Foreign mutual fund (MF) houses have continued to do better in 2011-12 in terms of building assets. Their increasing brand equity and investors’ rising comfort have helped them gain at a time when the overall industry continues to struggle.
Foreign players outperformed, adding close to six per cent fresh assets in their kitty during the period. This growth has come amid domestic fund players performing worse than the overall industry as they witnessed a decline of 6.4 per cent in their assets.
Dhruva Chatterji, senior research analyst at Morningstar India, says, “The better performance in terms of asset building of foreign fund houses is partially due to the small base, which is considerably less compared against the industry’s overall assets.
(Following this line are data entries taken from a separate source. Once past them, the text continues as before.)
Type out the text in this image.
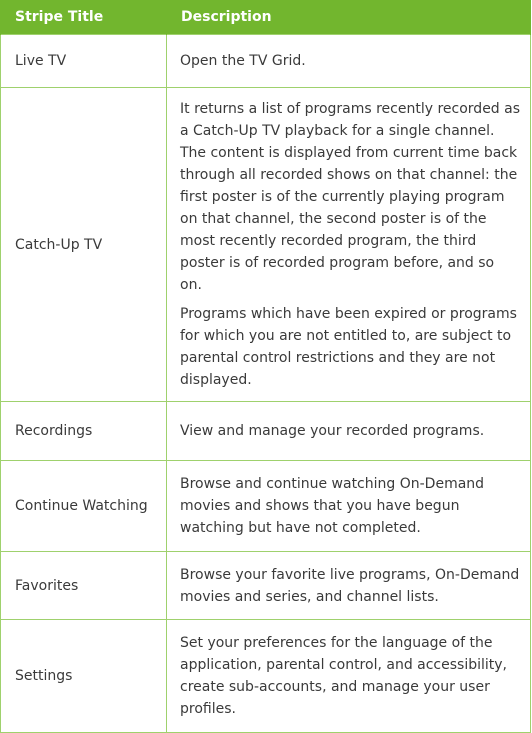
Stripe Title	Description
Live TV	Open the TV Grid.

Catch-Up TV	It returns a list of programs recently recorded as a Catch-Up TV playback for a single channel. The content is displayed from current time back through all recorded shows on that channel: the first poster is of the currently playing program on that channel, the second poster is of the most recently recorded program, the third poster is of recorded program before, and so on.

Programs which have been expired or programs for which you are not entitled to, are subject to parental control restrictions and they are not displayed.

Recordings	View and manage your recorded programs.

Continue Watching	Browse and continue watching On-Demand movies and shows that you have begun watching but have not completed.

Favorites	Browse your favorite live programs, On-Demand movies and series, and channel lists.

Settings	Set your preferences for the language of the application, parental control, and accessibility, create sub-accounts, and manage your user profiles.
Second, last year was a debt game and these players might have benefited out of it.”
For the year ended March 31, the collective average AUM of foreign players stood at Rs 78,436 crore, against Rs 74,037 crore in the previous year. This can be attributed to the total shift of assets of Benchmark Asset Management to the foreign category under Goldman Sachs Asset Management after the latter took over the former last year. Further, a steep rise in assets of JPMorgan AMC, too, helped foreign entities gain ground.
Currently, of 44 fund players in the country, 14 are foreign funds. In India, Franklin Templeton, Fidelity, JPMorgan AMC and HSBC AMC are among the largest foreign fund houses.
Earlier, Puneet Chaddha, chief executive officer of HSBC AMC, had told Business Standard the tilt in growth towards global funds gave a clear sense that investors’ acceptance and comfort with global players was on the rise.